The HC order introduced a neighbourhood criterion for admitting children from EWS category which automatically excluded majority of the children from applying to private schools that are located in richer neighbourhoods, beyond 1 km from their houses.
Copy of the HC order pasted outside their school walls, private schools didn’t waste any time closing their doors back shut to students from the EWS category.
“Which private school is going to be located in the slums? The majority of the private schools are located at distances more than 1 km. So where are we supposed to go?” asked another angry mother Santosh.
The frustration is widespread. “How can it be that nobody from our neighbourhood has been selected in any of the schools? We don’t even know when these schools conducted the lucky draw to select students. They should conduct the lucky draw again,” says Ashu, whose efforts to get her niece admitted in a private school have come to naught.
Of the 145 applications submitted from Trilokpuri slums, only 28 students were accepted by over dozen private schools that are located in the vicinity.
The opaque system and absence of a people-friendly atmosphere in private schools and in the government education department is making a lot parents angry and that is not healthy, says Thomas of Joint Action for Social Help (JOSH), which is working with parents in Trilokpuri’s resettlement and slum clusters to enforce the Right to Education Act.

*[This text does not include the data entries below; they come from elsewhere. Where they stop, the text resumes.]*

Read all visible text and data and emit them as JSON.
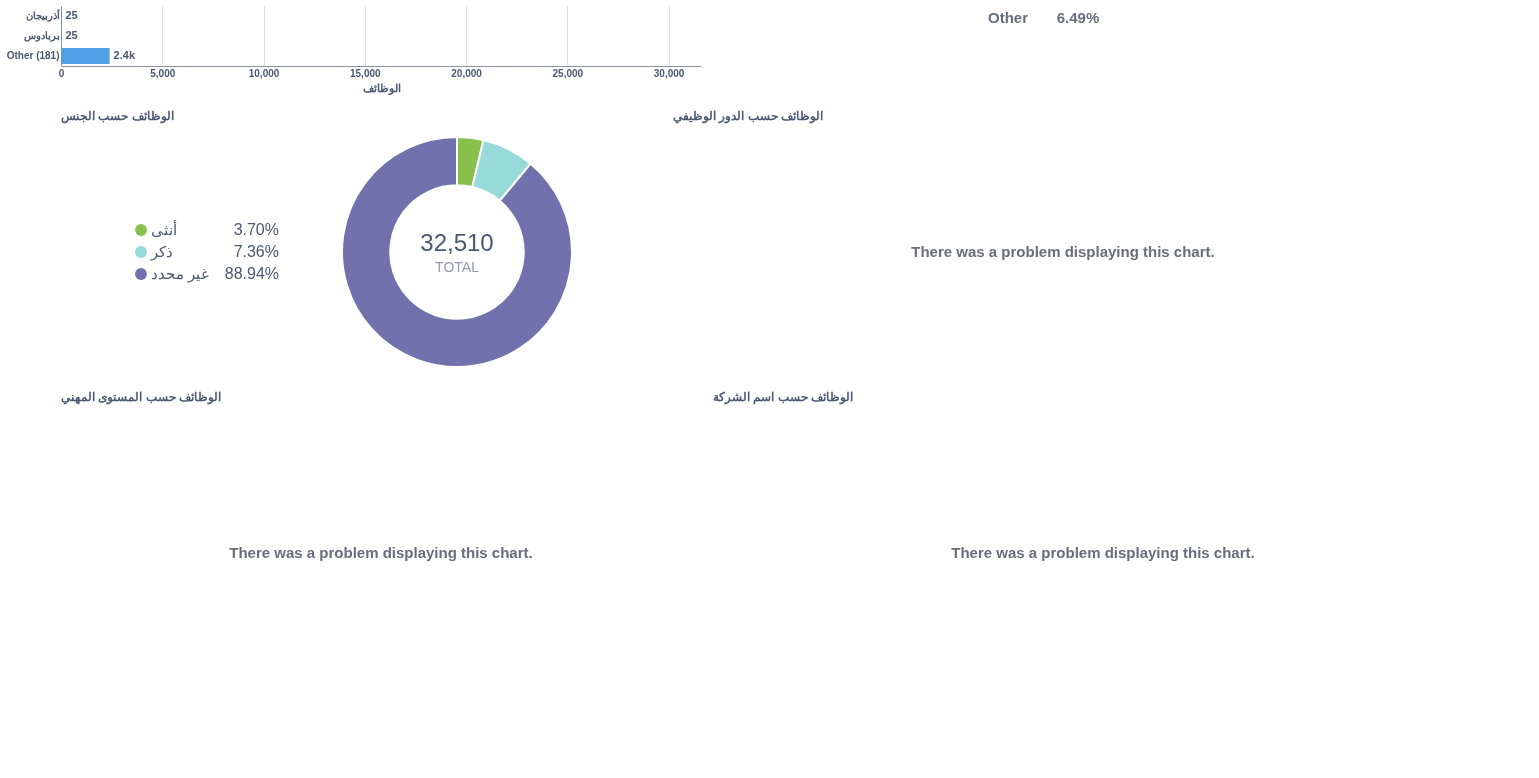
{
  "chart_data": [
    {
      "type": "bar",
      "orientation": "horizontal",
      "categories": [
        "أذربيجان",
        "بربادوس",
        "Other (181)"
      ],
      "values": [
        25,
        25,
        2400
      ],
      "value_labels": [
        "25",
        "25",
        "2.4k"
      ],
      "color": "#509ee3",
      "xlabel": "الوظائف",
      "xlim": [
        0,
        31600
      ],
      "xticks": [
        0,
        {
          "value": 5000,
          "label": "5,000"
        },
        {
          "value": 10000,
          "label": "10,000"
        },
        {
          "value": 15000,
          "label": "15,000"
        },
        {
          "value": 20000,
          "label": "20,000"
        },
        {
          "value": 25000,
          "label": "25,000"
        },
        {
          "value": 30000,
          "label": "30,000"
        }
      ],
      "grid": "x"
    },
    {
      "type": "other",
      "annotations": [
        "Other",
        "6.49%"
      ]
    },
    {
      "type": "donut",
      "title": "الوظائف حسب الجنس",
      "categories": [
        "أنثى",
        "ذكر",
        "غير محدد"
      ],
      "values": [
        3.7,
        7.36,
        88.94
      ],
      "value_labels": [
        "3.70%",
        "7.36%",
        "88.94%"
      ],
      "colors": [
        "#88bf4d",
        "#98d9d9",
        "#7172ad"
      ],
      "legend": "left",
      "annotations": [
        "32,510",
        "TOTAL"
      ]
    },
    {
      "type": "other",
      "title": "الوظائف حسب الدور الوظيفي",
      "annotations": [
        "There was a problem displaying this chart."
      ]
    },
    {
      "type": "other",
      "title": "الوظائف حسب المستوى المهني",
      "annotations": [
        "There was a problem displaying this chart."
      ]
    },
    {
      "type": "other",
      "title": "الوظائف حسب اسم الشركة",
      "annotations": [
        "There was a problem displaying this chart."
      ]
    }
  ]
}
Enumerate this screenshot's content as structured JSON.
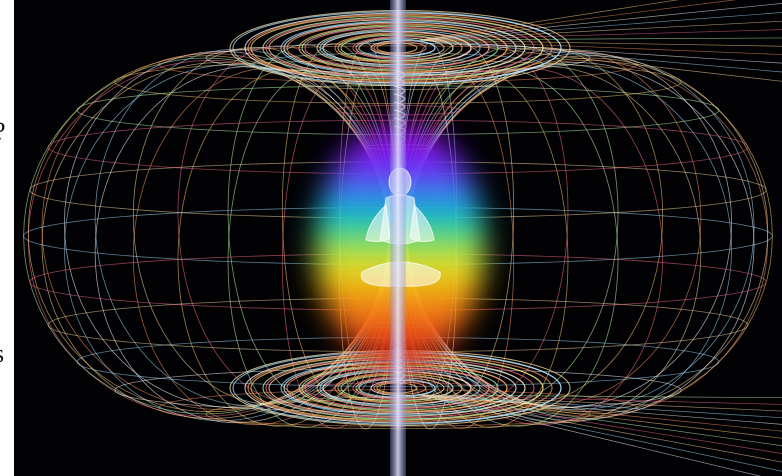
{
  "margin_text": {
    "top": "?",
    "bottom": "s"
  }
}
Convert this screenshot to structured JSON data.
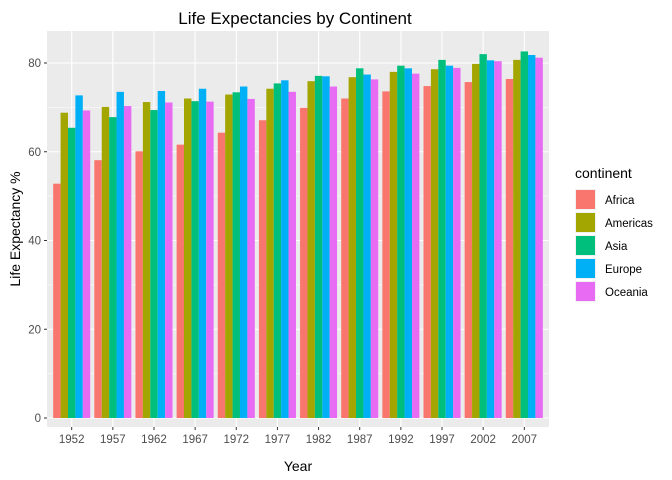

Thomas explains, for example, how the draw of lots in schools this year caused problems for parents. “The order of the education department says that the school should put up notice on their premises a week before the draw of lots for selection of students. The schools simply send an SMS in English. Parents who are daily wage earners would come to us a day later and ask us to read out the message to them. By then the draw of lots was done. Some schools sent couriers. Parents who live in slums, don’t have door numbers. The courier reached five days later. What are the parents to do?”
So while there is a lot of fanfare that the RTE is being implemented, the reality seems to be a series of hurdles designed to eventually frustrate parents to opt out.
“And that is already beginning to happen. Parents are fed-up. They don’t want to forego yet another’s day’s wages to run from office to office. It is an eye-wash to the community,” says Thomas.
Between mid-January and beginning of March, JOSH sent 135 complaints of violations by private schools in EWS admissions to the department of education and the National Commission for Protection of Child Rights (NCPCR).
Response by the department of education to last year’s complaints, inspires little confidence. “For the complaints we sent last year, the department of education sent us a letter in December saying that they have received our complaint. We are filing an application under RTI (right to information) to know the status of our complaints,” says Thomas.
For Reeta and Jyothi, residents of Trilokpuri and field workers with JOSH, the task of convincing mothers to demand their rights has only got harder. “Parents are angry with us because they feel all their efforts have been in vain. But we will have to get people together again and make sure that they don’t give up on their dreams,” says Jyothi, whose two children like many others weren’t able to get admission in a private school this year in the EWS category.
JOSH is working in 12 slums (each slum has about 300 households) and 18 blocks (each about 500 households) in Trilokpuri and five blocks in Kalyanpuri.